Dans le cadre de la pandémie du Covid-19, MSF est intervenu en Chine, en Italie, en France, en Espagne ou en Iran. Actuel président de MSF Belgique, le docteur Bertrand Draguez a été responsable des opérations de 2014 à 2016 pour l'épidémie Ebola en Afrique de l'Ouest et directeur médical dans la crise du MERS-CoV au Moyen-Orient. Il lui semblait important de faire bénéficier de l'expertise de l'ONG aux travailleurs de premières lignes en Belgique.
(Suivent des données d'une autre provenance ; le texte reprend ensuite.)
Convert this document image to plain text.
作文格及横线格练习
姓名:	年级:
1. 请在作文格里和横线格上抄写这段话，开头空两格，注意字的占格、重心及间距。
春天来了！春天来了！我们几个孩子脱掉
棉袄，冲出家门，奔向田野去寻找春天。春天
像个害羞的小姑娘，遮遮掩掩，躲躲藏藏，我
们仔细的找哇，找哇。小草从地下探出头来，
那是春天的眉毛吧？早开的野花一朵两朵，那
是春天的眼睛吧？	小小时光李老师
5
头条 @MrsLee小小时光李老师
Dans le cadre du premier axe suivi qui concerne le milieu hospitalier, des réflexions pour améliorer la gestion de la crise ont été initiées au sein de groupes d'hôpitaux dans les régions d'Anvers-Lierre, de Charleroi et de Mons.

"On donne des formations pour aider le personnel soignant à s'adapter dans un milieu de précarité, précarité principalement due au manque de matériel et aux difficultés pour mettre en oeuvre des mesures de protection du contrôle des infections", détaille le docteur Draguez. "Nous allons les aider à s'organiser et à réagir à un afflux de patients. On a cette expertise et on a le devoir de la partager." Le second axe touche les milieux de solidarité externes aux systèmes de santé, et plus spécifiquement les maisons de repos. "Il est à l'heure actuelle difficile pour les médecins généralistes d'entrer en contact avec les maisons de repos", continue Bertrand Draguez.

"Ce système de solidarité devient plus précaire. On va donc travailler avec l'organe de coordination de ces maisons de repos dans la Région de Bruxelles-Capitale, également en coordination avec le médecin responsable de l'hygiène de ces maisons de repos et le médecin généraliste affilié à ces maisons de repos. On va envoyer une équipe mobile, composée de personnel médical et de 'sensibilisateurs' à la maladie."

Elle offrira un soutien psychologique au personnel et ses conseils permettront de mettre en place de mesures de protection des infections dans les établissements. D'autres milieux comme les IPPJ (Institutions publiques de protection de la jeunesse) pourraient en second lieu bénéficier de l'expertise de ces équipes de sensibilisation. Enfin, le centre de triage et d'hébergement aura une capacité de 150 lits. L'espace sera arrangé de façon à pouvoir réaliser des isolements.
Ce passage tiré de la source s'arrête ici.